Ilot Leila : Le Maroc fait une concession

- 14h05 - Espagne - Ecrit par :

Le Maroc a donné vendredi l’assurance qu’il ne reviendrait pas sur l’îlot méditerranéen contesté de Perejil après un retrait espagnol, répondant ainsi à l’exigence essentielle de l’Espagne pour sortir de la crise.

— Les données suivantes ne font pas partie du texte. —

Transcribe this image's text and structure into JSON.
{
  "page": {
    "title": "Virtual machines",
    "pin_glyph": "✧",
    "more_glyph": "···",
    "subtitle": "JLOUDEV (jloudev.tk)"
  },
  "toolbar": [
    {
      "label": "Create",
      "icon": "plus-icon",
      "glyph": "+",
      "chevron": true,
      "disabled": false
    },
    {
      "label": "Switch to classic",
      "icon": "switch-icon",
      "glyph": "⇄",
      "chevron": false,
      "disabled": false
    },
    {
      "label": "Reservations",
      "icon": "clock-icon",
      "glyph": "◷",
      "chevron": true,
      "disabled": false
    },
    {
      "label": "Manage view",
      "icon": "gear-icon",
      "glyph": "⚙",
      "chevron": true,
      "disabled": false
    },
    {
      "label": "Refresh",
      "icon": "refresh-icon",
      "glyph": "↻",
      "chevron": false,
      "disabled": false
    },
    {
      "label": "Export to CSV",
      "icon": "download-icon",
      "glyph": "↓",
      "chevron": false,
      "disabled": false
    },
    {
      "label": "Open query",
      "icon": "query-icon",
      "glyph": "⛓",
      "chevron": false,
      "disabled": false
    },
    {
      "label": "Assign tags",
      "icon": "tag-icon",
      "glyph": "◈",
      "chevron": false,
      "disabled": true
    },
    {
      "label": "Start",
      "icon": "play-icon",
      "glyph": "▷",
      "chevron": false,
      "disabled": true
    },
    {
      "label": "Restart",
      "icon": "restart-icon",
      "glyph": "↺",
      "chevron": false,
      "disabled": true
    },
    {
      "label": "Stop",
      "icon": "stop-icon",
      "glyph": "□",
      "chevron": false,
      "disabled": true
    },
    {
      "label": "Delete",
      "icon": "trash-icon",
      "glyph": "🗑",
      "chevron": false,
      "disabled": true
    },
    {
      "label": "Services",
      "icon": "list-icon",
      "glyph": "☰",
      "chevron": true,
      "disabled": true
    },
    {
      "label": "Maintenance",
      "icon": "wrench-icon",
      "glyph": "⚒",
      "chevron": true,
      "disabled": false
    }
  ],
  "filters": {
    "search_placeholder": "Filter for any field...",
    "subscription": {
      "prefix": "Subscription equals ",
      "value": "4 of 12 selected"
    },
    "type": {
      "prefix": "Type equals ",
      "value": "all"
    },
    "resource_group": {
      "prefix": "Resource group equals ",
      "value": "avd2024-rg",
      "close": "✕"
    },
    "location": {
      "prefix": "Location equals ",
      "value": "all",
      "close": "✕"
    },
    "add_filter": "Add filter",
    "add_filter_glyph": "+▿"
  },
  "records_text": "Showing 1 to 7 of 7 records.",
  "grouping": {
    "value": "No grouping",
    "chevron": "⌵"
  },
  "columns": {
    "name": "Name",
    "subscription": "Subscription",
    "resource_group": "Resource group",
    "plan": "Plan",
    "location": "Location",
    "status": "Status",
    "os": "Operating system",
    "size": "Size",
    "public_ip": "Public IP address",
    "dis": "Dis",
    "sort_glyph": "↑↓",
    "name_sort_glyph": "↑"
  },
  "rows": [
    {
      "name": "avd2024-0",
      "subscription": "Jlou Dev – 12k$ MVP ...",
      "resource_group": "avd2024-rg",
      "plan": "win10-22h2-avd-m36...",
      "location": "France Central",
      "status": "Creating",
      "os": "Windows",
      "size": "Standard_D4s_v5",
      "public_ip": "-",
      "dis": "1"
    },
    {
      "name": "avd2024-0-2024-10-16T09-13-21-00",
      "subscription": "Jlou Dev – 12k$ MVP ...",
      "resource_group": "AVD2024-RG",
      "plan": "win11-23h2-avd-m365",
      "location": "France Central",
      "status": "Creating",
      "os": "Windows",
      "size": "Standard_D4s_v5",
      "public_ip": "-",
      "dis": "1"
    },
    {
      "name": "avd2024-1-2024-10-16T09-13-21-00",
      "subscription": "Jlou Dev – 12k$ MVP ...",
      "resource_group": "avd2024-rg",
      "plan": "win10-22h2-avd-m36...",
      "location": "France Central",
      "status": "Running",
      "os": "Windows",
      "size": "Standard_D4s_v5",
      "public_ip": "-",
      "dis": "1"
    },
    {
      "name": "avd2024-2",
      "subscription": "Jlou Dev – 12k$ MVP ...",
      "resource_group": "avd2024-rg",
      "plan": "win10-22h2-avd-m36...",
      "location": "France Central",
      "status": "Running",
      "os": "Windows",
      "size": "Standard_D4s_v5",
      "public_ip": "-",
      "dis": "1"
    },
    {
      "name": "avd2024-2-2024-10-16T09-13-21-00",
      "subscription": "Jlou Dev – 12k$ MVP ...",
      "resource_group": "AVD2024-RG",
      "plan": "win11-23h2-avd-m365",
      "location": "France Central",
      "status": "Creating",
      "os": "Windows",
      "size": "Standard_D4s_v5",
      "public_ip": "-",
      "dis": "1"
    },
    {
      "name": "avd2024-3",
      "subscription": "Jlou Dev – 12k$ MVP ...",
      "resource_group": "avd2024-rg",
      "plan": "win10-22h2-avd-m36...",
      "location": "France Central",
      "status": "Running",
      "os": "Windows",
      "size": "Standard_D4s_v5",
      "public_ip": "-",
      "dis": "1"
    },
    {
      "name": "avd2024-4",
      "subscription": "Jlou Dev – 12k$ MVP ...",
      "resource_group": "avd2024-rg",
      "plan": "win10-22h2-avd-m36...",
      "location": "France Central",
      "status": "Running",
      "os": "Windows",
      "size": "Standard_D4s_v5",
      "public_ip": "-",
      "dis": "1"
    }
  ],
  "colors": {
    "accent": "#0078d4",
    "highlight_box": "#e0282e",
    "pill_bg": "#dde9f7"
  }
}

Dans des déclarations à la radio madrilène Cadena SER, le ministre marocain des Affaires étrangères, Mohamed Benaïssa, a fait une concession majeure, selon les analystes, en affirmant que son pays "n’a aucune intention de revenir sur l’île lorsque les troupes espagnoles l’abandonneront". Le ministre a souligné que ses déclarations engageaient le gouvernement marocain en déclarant : "Je crois que quand un ministre parle et s’engage, ses déclarations sont officielles". Il a ajouté que lorsque les soldats espagnols auront quitté l’îlot, appelé Leila au Maroc, "nous commencerons alors à dialoguer".

Le gouvernement espagnol, qui doit tenir sa réunion hebdomadaire vendredi en début d’après-midi, n’avait pas encore réagi vendredi matin, mais la ministre espagnole des Affaires étrangères Ana Palacio, avait déclaré jeudi que l’Espagne était prête à retirer les 75 légionnaires qui contrôlent l’îlot rocailleux et inhabité, s’il y a un engagement "catégorique et sans ambiguïté" de la part de Rabat à revenir à la situation d’avant le 11 juillet.

L’Espagne estime que Perejil, situé à 200 mètres des côtes marocaines, bénéficie depuis 40 ans d’un "statut accepté par le Maroc et l’Espagne aux termes duquel ni le gouvernement espagnol, ni le gouvernement marocain n’occupera l’île". Elle accuse le Maroc d’avoir unilatéralement rompu ce statut en envoyant une douzaine de gendarmes sur l’île, le 11 juillet.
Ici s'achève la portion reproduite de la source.